Where is the problem? That may be one for Serdar’s transparency team to address.
There has been an update on the Gate to Hell, a giant fiery crater that has been burning away in the Karakum Desert for more than half a century. Berdymukhamedov announced earlier this year that this flaming gas leak, which is a major environmental hazard, notwithstanding its appeal to foreign visitors, will finally be closed. The question that the president did not address was how this would be done. Experts warn that it will be no easy feat.

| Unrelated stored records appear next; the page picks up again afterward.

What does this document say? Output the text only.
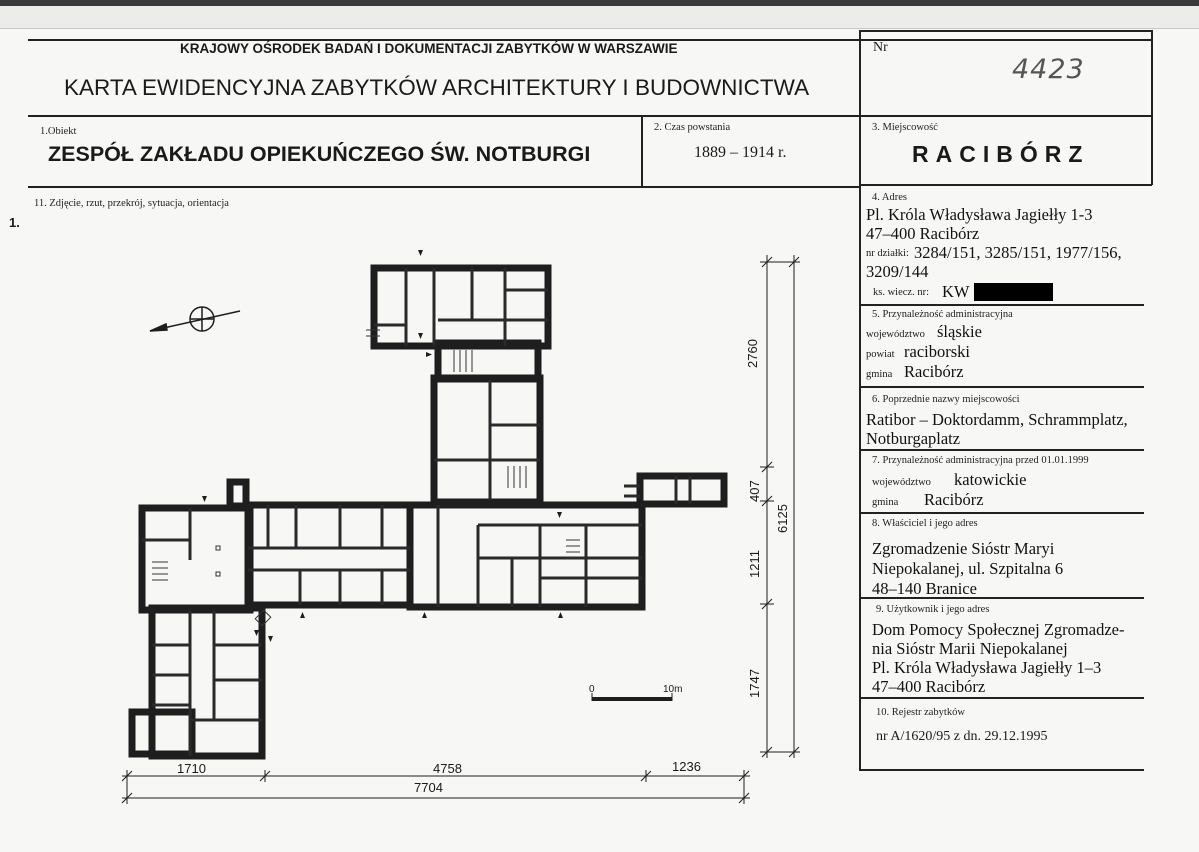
KRAJOWY OŚRODEK BADAŃ I DOKUMENTACJI ZABYTKÓW W WARSZAWIE
KARTA EWIDENCYJNA ZABYTKÓW ARCHITEKTURY I BUDOWNICTWA
Nr
4423
1.Obiekt
ZESPÓŁ ZAKŁADU OPIEKUŃCZEGO ŚW. NOTBURGI
2. Czas powstania
1889 – 1914 r.
3. Miejscowość
RACIBÓRZ
11. Zdjęcie, rzut, przekrój, sytuacja, orientacja
1.
4. Adres
Pl. Króla Władysława Jagiełły 1-3
47–400 Racibórz
nr działki: 3284/151, 3285/151, 1977/156,
3209/144
ks. wiecz. nr: KW
5. Przynależność administracyjna
województwo śląskie
powiat raciborski
gmina Racibórz
6. Poprzednie nazwy miejscowości
Ratibor – Doktordamm, Schrammplatz,
Notburgaplatz
7. Przynależność administracyjna przed 01.01.1999
województwo katowickie
gmina Racibórz
8. Właściciel i jego adres
Zgromadzenie Sióstr Maryi
Niepokalanej, ul. Szpitalna 6
48–140 Branice
9. Użytkownik i jego adres
Dom Pomocy Społecznej Zgromadze-
nia Sióstr Marii Niepokalanej
Pl. Króla Władysława Jagiełły 1–3
47–400 Racibórz
10. Rejestr zabytków
nr A/1620/95 z dn. 29.12.1995
1710	4758	1236
7704
2760
407
1211
1747
6125
0	10m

Neutral Turkmenistan reported on March 8 that the European Bank for Reconstruction and Development has now come forward to help. EBRD President Odile Renaud-Basso has framed this help as part of her institution’s broader project to help Turkmenistan reduce its very large and harmful emissions of carbon dioxide and methane.
The era of Serdar may, if nothing else, produce less hot air.
Akhal-Teke is a weekly Eurasianet column compiling news and analysis from Turkmenistan.